Wistar had various emergency generators throughout the facility, all installed in different eras. Removing the old boilers allowed removing a major natural gas feed, creating space for a new generator to consolidate emergency power resources. The generator resides in an areaway, tucked between the 1894 building and a subterranean railway system beneath a major campus walkway, creating design and structural challenges. Work in this area included underpinning the 1894 bearing wall, managing noise and acoustics related to the pedestrian walkway, waterproofing the areaway, and relocating gas and water service to make room for the buried generator.
Other challenges arose from the inherent complexities of a major construction project in an urban area surrounded by UPenn. As a courtesy, the team went before UPenn for design review, since the research tower is taller than what had previously been on the site. “We wanted to engage them and treat them as collaborators,” says French. Ballinger also worked with the city to relocate licensed street vendors and re-route pedestrian and vehicle traffic, with utility companies to separate Wistar’s systems from UPenn, and with the Southeastern Pennsylvania Transit Authority to manage the underground portion of the project. “There were at least two dozen agencies with some authority or jurisdiction around this project,” says French. “In general, the city was supportive of what we were doing, because they wanted to support the long-term future of this institution.”
Challenging Conditions
The seven-story, 89,000-gsf Robert and Penny Fox Tower increases research space from 30 labs to 46 labs, and provides opportunities for collaborative research in an open plan environment, with new support areas including tissue culture rooms, fume hood alcoves, equipment alcoves, and a shared cold room. “This is workable space for the next 50 to 100 years. It is much more open and efficient than what we had,” says Kaufman.

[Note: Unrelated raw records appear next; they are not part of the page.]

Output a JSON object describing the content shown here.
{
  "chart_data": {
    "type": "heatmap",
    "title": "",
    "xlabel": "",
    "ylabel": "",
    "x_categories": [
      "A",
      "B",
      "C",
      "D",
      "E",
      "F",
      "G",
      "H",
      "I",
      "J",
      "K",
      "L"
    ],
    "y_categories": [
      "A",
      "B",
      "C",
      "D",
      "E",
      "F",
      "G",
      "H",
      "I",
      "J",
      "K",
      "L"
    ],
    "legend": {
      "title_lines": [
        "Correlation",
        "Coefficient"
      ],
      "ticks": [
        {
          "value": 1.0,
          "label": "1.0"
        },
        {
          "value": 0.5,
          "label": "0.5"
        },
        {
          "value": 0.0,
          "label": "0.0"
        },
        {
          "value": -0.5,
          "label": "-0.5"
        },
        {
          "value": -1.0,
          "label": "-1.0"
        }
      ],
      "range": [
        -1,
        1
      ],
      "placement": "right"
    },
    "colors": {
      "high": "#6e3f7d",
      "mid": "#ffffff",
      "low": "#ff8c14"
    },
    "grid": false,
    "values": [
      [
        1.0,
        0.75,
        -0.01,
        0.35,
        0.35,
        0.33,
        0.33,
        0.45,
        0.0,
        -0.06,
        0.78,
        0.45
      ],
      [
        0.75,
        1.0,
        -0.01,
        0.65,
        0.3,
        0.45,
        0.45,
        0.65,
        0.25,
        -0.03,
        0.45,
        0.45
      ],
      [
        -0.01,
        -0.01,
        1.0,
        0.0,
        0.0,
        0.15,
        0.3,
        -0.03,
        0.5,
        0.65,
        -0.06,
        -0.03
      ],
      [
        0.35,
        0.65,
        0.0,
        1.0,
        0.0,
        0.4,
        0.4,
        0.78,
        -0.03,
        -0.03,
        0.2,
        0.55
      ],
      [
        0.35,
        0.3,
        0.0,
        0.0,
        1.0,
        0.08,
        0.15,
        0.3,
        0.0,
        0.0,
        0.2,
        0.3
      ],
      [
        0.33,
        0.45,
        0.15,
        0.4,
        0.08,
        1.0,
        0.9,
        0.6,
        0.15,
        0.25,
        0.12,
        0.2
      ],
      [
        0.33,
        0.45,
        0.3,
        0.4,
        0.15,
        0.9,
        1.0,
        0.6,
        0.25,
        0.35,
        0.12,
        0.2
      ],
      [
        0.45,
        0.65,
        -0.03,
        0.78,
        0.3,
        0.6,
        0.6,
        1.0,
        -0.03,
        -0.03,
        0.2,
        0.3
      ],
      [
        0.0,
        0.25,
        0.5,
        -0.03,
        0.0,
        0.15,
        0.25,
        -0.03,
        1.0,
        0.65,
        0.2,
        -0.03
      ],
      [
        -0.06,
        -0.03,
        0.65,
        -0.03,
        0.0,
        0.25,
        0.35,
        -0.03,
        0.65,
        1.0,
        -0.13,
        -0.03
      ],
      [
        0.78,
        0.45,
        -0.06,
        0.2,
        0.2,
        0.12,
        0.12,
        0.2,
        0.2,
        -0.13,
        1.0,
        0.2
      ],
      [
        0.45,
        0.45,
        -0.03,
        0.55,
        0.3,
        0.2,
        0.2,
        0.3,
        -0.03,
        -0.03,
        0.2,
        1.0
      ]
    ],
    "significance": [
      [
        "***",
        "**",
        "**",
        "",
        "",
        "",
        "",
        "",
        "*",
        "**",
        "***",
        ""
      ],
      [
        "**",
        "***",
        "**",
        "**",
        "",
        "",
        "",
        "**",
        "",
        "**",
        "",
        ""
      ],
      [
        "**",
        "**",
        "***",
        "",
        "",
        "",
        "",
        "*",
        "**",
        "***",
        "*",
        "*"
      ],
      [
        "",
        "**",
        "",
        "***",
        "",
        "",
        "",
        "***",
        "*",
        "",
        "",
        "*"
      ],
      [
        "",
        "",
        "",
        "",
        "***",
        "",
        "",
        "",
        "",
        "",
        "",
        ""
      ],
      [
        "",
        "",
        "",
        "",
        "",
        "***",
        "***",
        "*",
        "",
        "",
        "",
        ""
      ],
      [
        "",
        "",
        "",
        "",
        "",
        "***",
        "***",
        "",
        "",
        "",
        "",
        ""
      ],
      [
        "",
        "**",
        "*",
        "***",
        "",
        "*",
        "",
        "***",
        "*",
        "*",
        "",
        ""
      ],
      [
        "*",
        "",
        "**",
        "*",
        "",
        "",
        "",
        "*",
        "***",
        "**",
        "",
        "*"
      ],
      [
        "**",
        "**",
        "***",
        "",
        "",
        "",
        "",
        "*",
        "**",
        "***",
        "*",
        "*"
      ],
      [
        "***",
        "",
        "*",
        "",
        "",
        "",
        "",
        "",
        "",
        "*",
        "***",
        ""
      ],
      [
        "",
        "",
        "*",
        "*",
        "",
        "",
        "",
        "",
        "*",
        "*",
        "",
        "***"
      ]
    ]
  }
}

Excavation work to create the foundation for the new tower and renovate the adjacent CRB was challenging due to the age of the site. The surrounding walls required underpinning to a depth of 30 feet to support the excavation, and digging below grade revealed numerous buried structures, footings, and deteriorating footing conditions that had to be rectified before construction began. “There were all kinds of challenges related to this project, with hidden problems due to the various ages and conditions of the buildings,” says Kaufman.
“When we opened things up, we found structural elements were not what we expected, and even in cases where conditions were documented, it was often worse than we expected,” says French. “We also discovered that although the buildings were presumably constructed in a conventional way, they were no longer level or plumb.”
The key to success with this type of project—involving drastic, often disruptive, construction and renovation in a fully operating laboratory building—is creating buy-in throughout the process. “If you undertake a task where so many people are inconvenienced for so long, you really have to sell the project internally, and we did that. The staff knew power occasionally would be shut down, there would be dust and noise, but overall people tolerated it because at the end they knew we would have a fantastic new building and workable space for the future,” says Kaufman.